Associação de juristas pela democracia ou um infame “aparelho do PT”?

Causa arrepios o tamanho da estupidez contida na representação a ser promovida no Conselho Nacional de Justiça (CNJ), contra o Juiz Federal Sérgio Moro, pela “Associação de Juristas pela Democracia-ABDJ”, pretensamente uma “entidade que representaria diversos segmentos de formação jurídica, em defesa do “Estado Democrático de Direito”.

Em princípio, a dita “representação” estaria motivada pelo aceite do Juiz Moro ao convite do presidente eleito, Jair Bolsonaro, para ocupar o cargo de Ministro da Justiça e da Segurança Pública no futuro Governo, e também por seu comportamento “anômalo” na condução dos feitos oriundos da Operação Lava Jato.

Para começo de conversa, a predita “Associação de Juristas pela Democracia”, com absoluta certeza, não tem a mínima noção do que seja uma democracia autêntica, dando a entender, erroneamente, que o Brasil estivesse vivendo no que chama de “Estado Democrático de Direito”, o que não é verdade.

Em primeiro lugar o Brasil não viveu até agora em nenhuma “democracia”.

O que essa “Associação” entende por “democracia”, não passa de uma democracia corrompida, deturpada, degenerada, falsificada, “aperfeiçoada” com uma infinidade de outros vícios a partir de 1985, com a “Nova República”, do José Sarney, imensamente “reforçada” pelos Governos PT/MDB, a partir de 2003, quando instalaram a “supremacia” Lula da Silva, que só acabou agora com a eleição de Bolsonaro.

Isso que eles ousam chamar de “democracia” não passa de OCLOCRACIA, regime e forma de governo que deturpa a democracia, na visão de Políbio, geógrafo e historiador da Antiga Grécia.

Na oclocracia, a pior escória da sociedade é levada a fazer política, sustentada por um eleitorado “massa-de-manobra”, a massa ignara, carente de formação política.
Dita associação de “juristas” também se equivoca em relação ao “Estado Democrático de Direito”, que enxerga, “caolhamente”, instalado no Brasil.

A “democracia” local, como antes exposto, não é democracia, e sim “oclocracia”, que alguns preferem chamar de “cleptocracia”, o governo dos “ladrões”, mas que não pode ser vista isoladamente, como se a “ladroagem” fosse uma forma de governo por si só, porém como um dos componentes do regime político da oclocracia, um dos seus diversos vícios.

Outra “piada” cultivada pela “Associação de Juristas” é sobre o tal “Direito” que estaria compondo o que chama de “Estado Democrático de Direito”, portanto, o “Estado de Direito”.

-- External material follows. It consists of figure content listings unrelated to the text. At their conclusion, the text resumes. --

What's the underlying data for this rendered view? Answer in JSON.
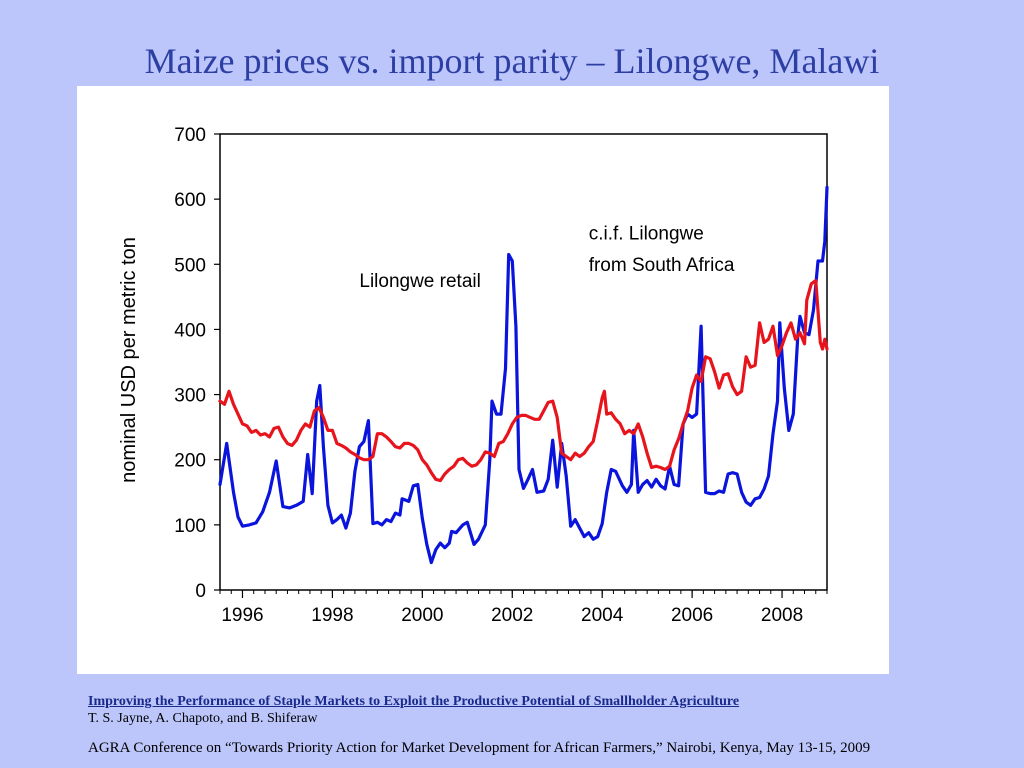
{
  "slide": {
    "title": "Maize prices vs. import parity – Lilongwe, Malawi",
    "footer_citation": "Improving the Performance of Staple Markets to Exploit the Productive Potential of Smallholder Agriculture",
    "footer_authors": "T. S. Jayne, A. Chapoto, and B. Shiferaw",
    "footer_conference": "AGRA Conference on “Towards Priority Action for Market Development for African Farmers,” Nairobi, Kenya, May 13-15, 2009"
  },
  "chart_data": {
    "type": "line",
    "title": "",
    "xlabel": "",
    "ylabel": "nominal USD per metric ton",
    "xlim": [
      1995.5,
      2008.67
    ],
    "ylim": [
      0,
      700
    ],
    "y_ticks": [
      0,
      100,
      200,
      300,
      400,
      500,
      600,
      700
    ],
    "y_tick_labels": [
      "0",
      "100",
      "200",
      "300",
      "400",
      "500",
      "600",
      "700"
    ],
    "x_ticks": [
      1996,
      1998,
      2000,
      2002,
      2004,
      2006,
      2008
    ],
    "x_tick_labels": [
      "1996",
      "1998",
      "2000",
      "2002",
      "2004",
      "2006",
      "2008"
    ],
    "grid": false,
    "legend": "none",
    "annotations": [
      {
        "text": "Lilongwe retail",
        "x": 1998.6,
        "y": 465
      },
      {
        "text": "c.i.f. Lilongwe",
        "x": 2003.7,
        "y": 538
      },
      {
        "text": "from South Africa",
        "x": 2003.7,
        "y": 490
      }
    ],
    "series": [
      {
        "color": "#0a14dc",
        "points": [
          [
            1995.5,
            162
          ],
          [
            1995.65,
            225
          ],
          [
            1995.8,
            150
          ],
          [
            1995.9,
            112
          ],
          [
            1996.0,
            98
          ],
          [
            1996.15,
            100
          ],
          [
            1996.3,
            103
          ],
          [
            1996.45,
            120
          ],
          [
            1996.6,
            150
          ],
          [
            1996.75,
            198
          ],
          [
            1996.9,
            128
          ],
          [
            1997.05,
            126
          ],
          [
            1997.2,
            130
          ],
          [
            1997.35,
            136
          ],
          [
            1997.45,
            208
          ],
          [
            1997.55,
            148
          ],
          [
            1997.65,
            290
          ],
          [
            1997.72,
            314
          ],
          [
            1997.8,
            220
          ],
          [
            1997.9,
            130
          ],
          [
            1998.0,
            103
          ],
          [
            1998.1,
            108
          ],
          [
            1998.2,
            115
          ],
          [
            1998.3,
            95
          ],
          [
            1998.4,
            118
          ],
          [
            1998.5,
            182
          ],
          [
            1998.6,
            220
          ],
          [
            1998.7,
            228
          ],
          [
            1998.8,
            260
          ],
          [
            1998.9,
            102
          ],
          [
            1999.0,
            104
          ],
          [
            1999.1,
            100
          ],
          [
            1999.2,
            108
          ],
          [
            1999.3,
            105
          ],
          [
            1999.4,
            118
          ],
          [
            1999.5,
            115
          ],
          [
            1999.55,
            140
          ],
          [
            1999.7,
            136
          ],
          [
            1999.8,
            160
          ],
          [
            1999.9,
            162
          ],
          [
            2000.0,
            110
          ],
          [
            2000.1,
            70
          ],
          [
            2000.2,
            42
          ],
          [
            2000.3,
            62
          ],
          [
            2000.4,
            72
          ],
          [
            2000.5,
            65
          ],
          [
            2000.6,
            72
          ],
          [
            2000.65,
            90
          ],
          [
            2000.75,
            88
          ],
          [
            2000.9,
            100
          ],
          [
            2001.0,
            104
          ],
          [
            2001.15,
            70
          ],
          [
            2001.25,
            78
          ],
          [
            2001.4,
            100
          ],
          [
            2001.5,
            200
          ],
          [
            2001.55,
            290
          ],
          [
            2001.65,
            270
          ],
          [
            2001.75,
            270
          ],
          [
            2001.85,
            340
          ],
          [
            2001.92,
            515
          ],
          [
            2002.0,
            505
          ],
          [
            2002.08,
            405
          ],
          [
            2002.15,
            185
          ],
          [
            2002.25,
            156
          ],
          [
            2002.35,
            170
          ],
          [
            2002.45,
            185
          ],
          [
            2002.55,
            150
          ],
          [
            2002.7,
            152
          ],
          [
            2002.8,
            170
          ],
          [
            2002.9,
            230
          ],
          [
            2003.0,
            158
          ],
          [
            2003.1,
            225
          ],
          [
            2003.2,
            175
          ],
          [
            2003.3,
            98
          ],
          [
            2003.4,
            108
          ],
          [
            2003.5,
            95
          ],
          [
            2003.6,
            82
          ],
          [
            2003.7,
            88
          ],
          [
            2003.8,
            78
          ],
          [
            2003.9,
            82
          ],
          [
            2004.0,
            102
          ],
          [
            2004.1,
            150
          ],
          [
            2004.2,
            185
          ],
          [
            2004.3,
            182
          ],
          [
            2004.45,
            160
          ],
          [
            2004.55,
            150
          ],
          [
            2004.65,
            162
          ],
          [
            2004.7,
            245
          ],
          [
            2004.8,
            150
          ],
          [
            2004.9,
            162
          ],
          [
            2005.0,
            168
          ],
          [
            2005.1,
            158
          ],
          [
            2005.2,
            170
          ],
          [
            2005.3,
            160
          ],
          [
            2005.4,
            155
          ],
          [
            2005.5,
            190
          ],
          [
            2005.6,
            162
          ],
          [
            2005.7,
            160
          ],
          [
            2005.8,
            255
          ],
          [
            2005.9,
            270
          ],
          [
            2006.0,
            265
          ],
          [
            2006.1,
            270
          ],
          [
            2006.2,
            405
          ],
          [
            2006.3,
            150
          ],
          [
            2006.4,
            148
          ],
          [
            2006.5,
            148
          ],
          [
            2006.6,
            152
          ],
          [
            2006.7,
            150
          ],
          [
            2006.8,
            178
          ],
          [
            2006.9,
            180
          ],
          [
            2007.0,
            178
          ],
          [
            2007.1,
            150
          ],
          [
            2007.2,
            135
          ],
          [
            2007.3,
            130
          ],
          [
            2007.4,
            140
          ],
          [
            2007.5,
            142
          ],
          [
            2007.6,
            155
          ],
          [
            2007.7,
            175
          ],
          [
            2007.8,
            240
          ],
          [
            2007.9,
            290
          ],
          [
            2007.95,
            410
          ],
          [
            2008.05,
            310
          ],
          [
            2008.15,
            245
          ],
          [
            2008.25,
            270
          ],
          [
            2008.35,
            390
          ],
          [
            2008.4,
            420
          ],
          [
            2008.5,
            395
          ],
          [
            2008.6,
            392
          ],
          [
            2008.7,
            430
          ],
          [
            2008.8,
            505
          ],
          [
            2008.9,
            505
          ],
          [
            2008.95,
            535
          ],
          [
            2009.0,
            618
          ]
        ]
      },
      {
        "color": "#e8141c",
        "points": [
          [
            1995.5,
            290
          ],
          [
            1995.6,
            285
          ],
          [
            1995.7,
            305
          ],
          [
            1995.8,
            285
          ],
          [
            1995.9,
            270
          ],
          [
            1996.0,
            255
          ],
          [
            1996.1,
            252
          ],
          [
            1996.2,
            242
          ],
          [
            1996.3,
            245
          ],
          [
            1996.4,
            238
          ],
          [
            1996.5,
            240
          ],
          [
            1996.6,
            235
          ],
          [
            1996.7,
            248
          ],
          [
            1996.8,
            250
          ],
          [
            1996.9,
            235
          ],
          [
            1997.0,
            225
          ],
          [
            1997.1,
            222
          ],
          [
            1997.2,
            230
          ],
          [
            1997.3,
            245
          ],
          [
            1997.4,
            255
          ],
          [
            1997.5,
            250
          ],
          [
            1997.6,
            275
          ],
          [
            1997.7,
            280
          ],
          [
            1997.8,
            265
          ],
          [
            1997.9,
            245
          ],
          [
            1998.0,
            245
          ],
          [
            1998.1,
            225
          ],
          [
            1998.2,
            222
          ],
          [
            1998.3,
            218
          ],
          [
            1998.4,
            212
          ],
          [
            1998.5,
            208
          ],
          [
            1998.6,
            203
          ],
          [
            1998.7,
            200
          ],
          [
            1998.8,
            200
          ],
          [
            1998.9,
            205
          ],
          [
            1999.0,
            240
          ],
          [
            1999.1,
            240
          ],
          [
            1999.2,
            235
          ],
          [
            1999.3,
            228
          ],
          [
            1999.4,
            220
          ],
          [
            1999.5,
            218
          ],
          [
            1999.6,
            225
          ],
          [
            1999.7,
            225
          ],
          [
            1999.8,
            222
          ],
          [
            1999.9,
            215
          ],
          [
            2000.0,
            200
          ],
          [
            2000.1,
            192
          ],
          [
            2000.2,
            180
          ],
          [
            2000.3,
            170
          ],
          [
            2000.4,
            168
          ],
          [
            2000.5,
            178
          ],
          [
            2000.6,
            185
          ],
          [
            2000.7,
            190
          ],
          [
            2000.8,
            200
          ],
          [
            2000.9,
            202
          ],
          [
            2001.0,
            195
          ],
          [
            2001.1,
            190
          ],
          [
            2001.2,
            192
          ],
          [
            2001.3,
            200
          ],
          [
            2001.4,
            212
          ],
          [
            2001.5,
            210
          ],
          [
            2001.6,
            205
          ],
          [
            2001.7,
            225
          ],
          [
            2001.8,
            228
          ],
          [
            2001.9,
            240
          ],
          [
            2002.0,
            255
          ],
          [
            2002.1,
            265
          ],
          [
            2002.2,
            268
          ],
          [
            2002.3,
            268
          ],
          [
            2002.4,
            265
          ],
          [
            2002.5,
            262
          ],
          [
            2002.6,
            262
          ],
          [
            2002.7,
            275
          ],
          [
            2002.8,
            288
          ],
          [
            2002.9,
            290
          ],
          [
            2003.0,
            265
          ],
          [
            2003.1,
            210
          ],
          [
            2003.2,
            205
          ],
          [
            2003.3,
            200
          ],
          [
            2003.4,
            210
          ],
          [
            2003.5,
            205
          ],
          [
            2003.6,
            210
          ],
          [
            2003.7,
            220
          ],
          [
            2003.8,
            228
          ],
          [
            2003.9,
            260
          ],
          [
            2004.0,
            295
          ],
          [
            2004.05,
            305
          ],
          [
            2004.1,
            270
          ],
          [
            2004.2,
            272
          ],
          [
            2004.3,
            262
          ],
          [
            2004.4,
            255
          ],
          [
            2004.5,
            240
          ],
          [
            2004.6,
            245
          ],
          [
            2004.7,
            240
          ],
          [
            2004.8,
            255
          ],
          [
            2004.9,
            235
          ],
          [
            2005.0,
            210
          ],
          [
            2005.1,
            188
          ],
          [
            2005.2,
            190
          ],
          [
            2005.3,
            188
          ],
          [
            2005.4,
            185
          ],
          [
            2005.5,
            190
          ],
          [
            2005.6,
            215
          ],
          [
            2005.7,
            232
          ],
          [
            2005.8,
            255
          ],
          [
            2005.9,
            275
          ],
          [
            2006.0,
            310
          ],
          [
            2006.1,
            330
          ],
          [
            2006.2,
            320
          ],
          [
            2006.3,
            358
          ],
          [
            2006.4,
            355
          ],
          [
            2006.5,
            335
          ],
          [
            2006.6,
            310
          ],
          [
            2006.7,
            330
          ],
          [
            2006.8,
            332
          ],
          [
            2006.9,
            312
          ],
          [
            2007.0,
            300
          ],
          [
            2007.1,
            305
          ],
          [
            2007.2,
            358
          ],
          [
            2007.3,
            342
          ],
          [
            2007.4,
            345
          ],
          [
            2007.5,
            410
          ],
          [
            2007.6,
            380
          ],
          [
            2007.7,
            385
          ],
          [
            2007.8,
            405
          ],
          [
            2007.9,
            360
          ],
          [
            2008.0,
            375
          ],
          [
            2008.1,
            395
          ],
          [
            2008.2,
            410
          ],
          [
            2008.3,
            385
          ],
          [
            2008.4,
            395
          ],
          [
            2008.5,
            378
          ],
          [
            2008.55,
            445
          ],
          [
            2008.65,
            470
          ],
          [
            2008.75,
            475
          ],
          [
            2008.85,
            380
          ],
          [
            2008.9,
            370
          ],
          [
            2008.95,
            385
          ],
          [
            2009.0,
            370
          ]
        ]
      }
    ]
  }
}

Ocorre, minhas Senhoras e meus Senhores, que o próprio “direito” no Brasil é totalmente corrompido. Explicando melhor, as principais “fontes” do direito se resumem:

(1) Na lei.
(2) Na jurisprudência.
(3) Nos costumes.
(4) E, finalmente, na doutrina.
Mas TODAS essas fontes do direito estão corrompidas, a começar pela primeira e mais importante delas, que é a lei, hoje entregue às verdadeiras quadrilhas de criminosos com mandatos legislativos que fazem da política uma profissão desonesta.

Quanto à “fonte”, chamada JURISPRUDÊNCIA, como confiar nas decisões de Tribunais Superiores, que orientarão os “Inferiores”, quase totalmente “aparelhados” pela ideologia política de esquerda, e sob forte influência do “Mecanismo”?

Por tudo isso, a DOUTRINA e os COSTUMES, também como fontes do direito, da mesma forma, não estariam “contaminados” por vícios da lei e da jurisprudência que descaracterizam o “Estado de Direito”?

A dita “Representação” contra Moro mais parece uma peça feita por gente com os “miolos” jurídicos fundidos.
“Eles” chegam ao ponto de afirmar que Moro não poderia ter sido convidado, nem aceito o convite para ser Ministro da Justiça, porque estava no pleno exercício da função de Juiz.

Será que “eles” pensam que um Juiz de Direito teria menos direitos do que um cachorro largado às ruas, para não poder receber tal convite no pleno exercício da magistratura?

Exigiriam esses “juristas” que Moro “renunciasse” à magistratura para só após poder ouvir, pensar e decidir sobre o convite?

Que mentalidade “tacanha” é essa?

Que “juristas” de “m...” - os quais nem sei quem são - seriam esses?

Sérgio Alves de Oliveira

Advogado, sociólogo,  pósgraduado em Sociologia PUC/RS, ex-advogado da antiga CRT, ex-advogado da Auxiliadora Predial S/A ex-Presidente da Fundação CRT e da Associação Gaúcha de Entidades Fechadas de Previdência Privada, Presidente do Partido da República Farroupilha PRF (sem registro).